Bree felt rattled. The beast in her was alive—wrapped in damp newspaper and buried deep, but alive. She lasted three minutes. The
n, methodic as a wood-chipper, she annihilated a whole box of packet oatmeal, dry; four shriveled burger buns with jam; half a cereal box. It took mere minutes. The beast was still at large. There had to be something else in the house with the power to put it back down.
The Shaka Bars.
To the handbag—she tore open the first one, biting bar and wrapper together. It was sweet, sure, and buttery, with a pinch of salt. It crunched like real sugar. Just a food bar, like all the rest.
She swallowed.
She felt a chemical change. An easy feeling flowed through her, like wine on an empty stomach. The Shaka Bar gave her a feeling she couldn’t put her finger on. The beast? Asleep. The frenzy? Over. Bree turned her full attention to the bar.
The second bite confirmed findings. Maui Bliss molecules streamed through her blood. Her world turned warm, sharp, panoramic, like a high-speed photo of a flame.
She put the remaining bar back in her bag. Saved it. Unprecedented. She didn’t eat anything else.
• • •
In the morning, Bree shot to work early, bought four more Shaka Bars and got a jump on her assignments. The work seemed so easy. She researched. She tested. She switched her database admin tool from the dog of an app she’d been using since 2009.
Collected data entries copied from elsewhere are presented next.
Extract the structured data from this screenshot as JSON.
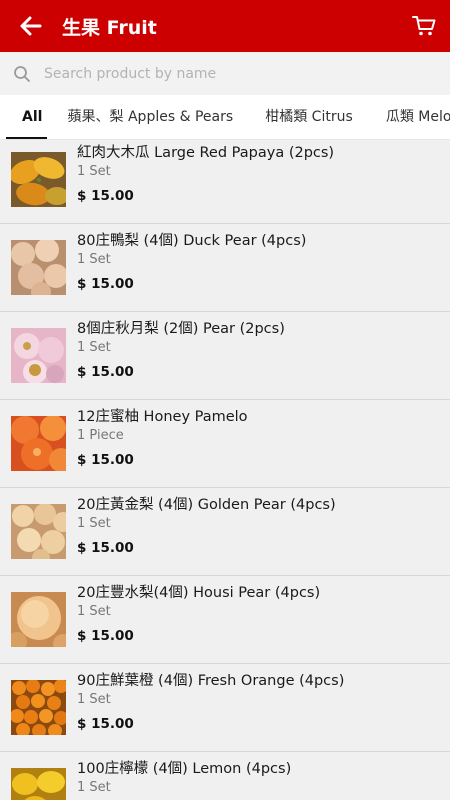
{
  "header": {
    "title": "生果 Fruit",
    "back_icon": "arrow-left-icon",
    "cart_icon": "cart-icon",
    "color": "#cc0000"
  },
  "search": {
    "placeholder": "Search product by name",
    "icon": "search-icon"
  },
  "tabs": [
    {
      "label": "All",
      "active": true
    },
    {
      "label": "蘋果、梨 Apples & Pears",
      "active": false
    },
    {
      "label": "柑橘類 Citrus",
      "active": false
    },
    {
      "label": "瓜類 Melons",
      "active": false
    }
  ],
  "products": [
    {
      "name": "紅肉大木瓜 Large Red Papaya (2pcs)",
      "unit": "1 Set",
      "price": "$ 15.00",
      "image": "papaya"
    },
    {
      "name": "80庄鴨梨 (4個) Duck Pear (4pcs)",
      "unit": "1 Set",
      "price": "$ 15.00",
      "image": "duck-pear"
    },
    {
      "name": "8個庄秋月梨 (2個) Pear (2pcs)",
      "unit": "1 Set",
      "price": "$ 15.00",
      "image": "autumn-pear"
    },
    {
      "name": "12庄蜜柚 Honey Pamelo",
      "unit": "1 Piece",
      "price": "$ 15.00",
      "image": "pomelo"
    },
    {
      "name": "20庄黃金梨 (4個) Golden Pear (4pcs)",
      "unit": "1 Set",
      "price": "$ 15.00",
      "image": "golden-pear"
    },
    {
      "name": "20庄豐水梨(4個) Housi Pear (4pcs)",
      "unit": "1 Set",
      "price": "$ 15.00",
      "image": "housi-pear"
    },
    {
      "name": "90庄鮮葉橙 (4個) Fresh Orange (4pcs)",
      "unit": "1 Set",
      "price": "$ 15.00",
      "image": "orange"
    },
    {
      "name": "100庄檸檬 (4個) Lemon (4pcs)",
      "unit": "1 Set",
      "price": "",
      "image": "lemon"
    }
  ]
}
While running tests, Bree pulled up the Shaka Bar website. Between cartoon palm trees reappeared Surfer Santa (Shaka Bob, founder and “Chief Tasting Officer") and more flavors. Mai Tai. Bananas Foster. Pineapple Upside-Down Cake. Bree ordered two sample boxes and splurged on expedited shipping.
She searched through “Shaka Bob’s Story” and “Who We Are,” looking for the catch, the pucker factor, the inevitable dolphin foie gras and children’s tears. But Shaka Bars boasted American labor, an “innovative Community Worx™ program” and a “Top 25 Green Companies” mention from Wired. She wondered if the company took visitors. Alas their mailing address was in Hawaii and a PO Box besides.
She hunted for details about the Hawaiian-sounding ingredient: a natural sweetener, as it turned out. If it bothered her that the results for “momokeleki extract” were limited to science journals (initial studies optimistic) and Shaka Bars (press releases), or that the sidebar ads suddenly bristled with private investigators, she gave no indication.